Well, I decided that God loved the animals way more than I did. I'm not a farmer, so know little about taking care of large farm animals, but seeing cow locked away like that just didn't set well with me.

My mom came to visit and since she was raised on a dairy farm, she threw a fit! (I guess I was right...cow did need to be let out.) So, guess what? I started praying! Every morning and evening as I drove by, I asked the Lord to help the new owners to receive some kind of instruction about letting cow "out of prison". And yep! You guessed it! Cow has been released!

The horses and cow go in and out of the little shed at leisure! Cow wanders over to the fence and stares longingly into the huge field where lots of beef cattle are grazing. Once in awhile, a few of them amble over to say "hello", but at least she's out and moving again!

And, I realized that instead of just driving by and griping about the treatment I felt was unjust, I needed to "get off my high horse" and start praying about it. I didn't have a clue as to why that was happening...probably lack of knowledge...so what good was I doing by criticizing? The Lord loves His Creation and has put us here to be good stewards!

I call my mom once in awhile and say, "Guess what?! Cow is OUT!"

Saturday, March 14, 2009

God's Treasures & My Bathroom

Good morning! I must carry on this theme of "treasures" while it's still fresh on my mind! Maybe if I write about it...it will stick in my mind and heart!

We are ALL God's treasures! Does that mean that He loves what we do, what we think about, how we act--all of the time? I don't think so! Jesus would have not needed to come to earth if that were true! But, God really does look at each human being (no matter how broken, wicked, dirty, ugly, etc.) as His own personal jewel! How can He do that? Because His love knows no bounds!

The other night, we were watching Fox News and a little news flash popped up showing the most messed-up looking guy--the worst serial rapist (of children) that had ever been captured...yes, captured in Las Vegas. The first thing that popped into my mind was, "Look at him! He's My TREASURE!" And, I said (inside my head), "Yes, Lord, he is!" Period! Not...but look what he's done, look at the lives he's ruined, what about the children, what about their parents, what about, what about....Those "what about" questions came later in the evening as I mulled over what he represented and his horrible actions against humanity. And I'm convinced that he will go to prison and have to pay for his crimes in one way or another.
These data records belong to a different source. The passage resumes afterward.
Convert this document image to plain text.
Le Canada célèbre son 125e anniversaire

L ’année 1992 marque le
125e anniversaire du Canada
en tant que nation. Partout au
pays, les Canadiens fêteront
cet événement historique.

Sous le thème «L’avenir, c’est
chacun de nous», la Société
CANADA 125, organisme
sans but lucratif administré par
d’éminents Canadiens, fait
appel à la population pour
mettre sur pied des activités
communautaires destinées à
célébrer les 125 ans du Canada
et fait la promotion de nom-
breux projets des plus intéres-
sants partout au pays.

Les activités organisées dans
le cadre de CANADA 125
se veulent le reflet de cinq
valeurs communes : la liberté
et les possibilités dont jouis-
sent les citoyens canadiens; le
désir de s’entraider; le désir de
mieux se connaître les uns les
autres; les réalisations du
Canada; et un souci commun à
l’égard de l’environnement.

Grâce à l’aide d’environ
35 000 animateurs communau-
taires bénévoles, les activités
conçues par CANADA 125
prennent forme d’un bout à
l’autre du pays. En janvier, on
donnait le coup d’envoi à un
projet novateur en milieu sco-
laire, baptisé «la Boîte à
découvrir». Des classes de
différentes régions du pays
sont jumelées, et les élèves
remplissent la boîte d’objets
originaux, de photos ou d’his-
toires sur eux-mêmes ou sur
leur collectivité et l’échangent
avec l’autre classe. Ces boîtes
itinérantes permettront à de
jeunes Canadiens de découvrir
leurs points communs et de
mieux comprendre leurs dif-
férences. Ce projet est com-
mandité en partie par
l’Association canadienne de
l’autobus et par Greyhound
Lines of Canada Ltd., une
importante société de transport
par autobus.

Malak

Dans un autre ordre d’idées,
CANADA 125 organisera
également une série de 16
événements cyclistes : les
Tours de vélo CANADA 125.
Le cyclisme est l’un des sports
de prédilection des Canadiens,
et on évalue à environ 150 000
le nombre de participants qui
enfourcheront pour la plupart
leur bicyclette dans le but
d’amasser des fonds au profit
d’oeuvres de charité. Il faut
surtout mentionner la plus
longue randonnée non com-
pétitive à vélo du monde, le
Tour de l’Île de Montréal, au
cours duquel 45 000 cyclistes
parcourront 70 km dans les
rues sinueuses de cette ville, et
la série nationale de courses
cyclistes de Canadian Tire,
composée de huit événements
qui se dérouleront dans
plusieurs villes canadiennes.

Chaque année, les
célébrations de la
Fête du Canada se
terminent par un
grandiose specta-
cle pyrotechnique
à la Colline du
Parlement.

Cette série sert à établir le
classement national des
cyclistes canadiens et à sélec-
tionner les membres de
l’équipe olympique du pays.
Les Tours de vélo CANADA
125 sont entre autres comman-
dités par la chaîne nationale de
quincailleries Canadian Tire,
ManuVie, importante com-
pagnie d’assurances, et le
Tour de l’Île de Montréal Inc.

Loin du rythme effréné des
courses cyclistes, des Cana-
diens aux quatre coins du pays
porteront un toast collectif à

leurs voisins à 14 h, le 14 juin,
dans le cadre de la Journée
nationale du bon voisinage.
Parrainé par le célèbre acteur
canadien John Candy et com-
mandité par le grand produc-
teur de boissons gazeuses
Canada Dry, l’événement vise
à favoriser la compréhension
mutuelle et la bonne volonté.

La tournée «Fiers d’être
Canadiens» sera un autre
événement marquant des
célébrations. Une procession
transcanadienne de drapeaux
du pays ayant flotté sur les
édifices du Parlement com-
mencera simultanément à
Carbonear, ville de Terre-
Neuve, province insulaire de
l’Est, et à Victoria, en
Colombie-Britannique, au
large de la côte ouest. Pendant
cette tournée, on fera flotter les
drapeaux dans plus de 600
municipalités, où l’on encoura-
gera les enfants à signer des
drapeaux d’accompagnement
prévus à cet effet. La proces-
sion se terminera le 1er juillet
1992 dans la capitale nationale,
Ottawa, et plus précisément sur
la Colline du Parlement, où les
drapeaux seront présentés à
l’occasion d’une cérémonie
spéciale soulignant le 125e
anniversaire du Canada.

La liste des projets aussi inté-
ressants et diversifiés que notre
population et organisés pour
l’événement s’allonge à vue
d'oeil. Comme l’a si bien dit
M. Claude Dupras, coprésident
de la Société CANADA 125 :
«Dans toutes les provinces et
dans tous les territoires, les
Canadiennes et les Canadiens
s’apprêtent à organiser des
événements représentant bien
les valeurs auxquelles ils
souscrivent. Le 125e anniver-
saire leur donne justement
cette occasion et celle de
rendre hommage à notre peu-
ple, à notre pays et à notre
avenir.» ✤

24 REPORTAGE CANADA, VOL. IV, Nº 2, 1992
Last night, I met with a group of friends in Columbia at a Sushi restaurant to catch up with each other. One of them brought up the fact that her adopted daughter's real dad was named Billy ----. Coincidentally, 2 of my other friends had had direct dealings with this guy and he's not a blessing! In fact, he's a scum bag! Dirty (literally), mean, cruel, abusive, horrible to be around, etc., etc...and then? We started talking about God's treasures! And guess what? We came to the conclusion that he was one of those precious jewels in God's treasure house. But, did we automatically feel anything but repulsion? Nope, that was something that only God could do in our hearts! Any thoughts? I'll leave this theme for the moment--

My bathroom! Yahoo! I finally painted it! (I love color, in case I've never mentioned that). Our whole house was painted stark white when we moved in. I know, I know...all those pale colors are all the rage, but they don't speak to me! Color speaks to me!

I wanted a "camel" color for the bathroom, but this time I blew it! The color was way, way too pale for me! I painted on--because that's what I had to work with. At the end, I felt intense disappointment!

A brilliant thought popped into my brain...buy a new shower curtain, bathrug, and a few "sea worthy" decorations that had color in them. I have a lot of shells and things from the sea on display in that little room.

So, I made a run to Hobby Lobby and Walmart (my budget couldn't afford more) and Wa-La! A small photos of lighthouses resides above the mirrow now, along with a string of wooden fish. A shower curtain that takes you on a walk down the beach fills the room and perwinkle blue rugs draw your eyes to COLOR!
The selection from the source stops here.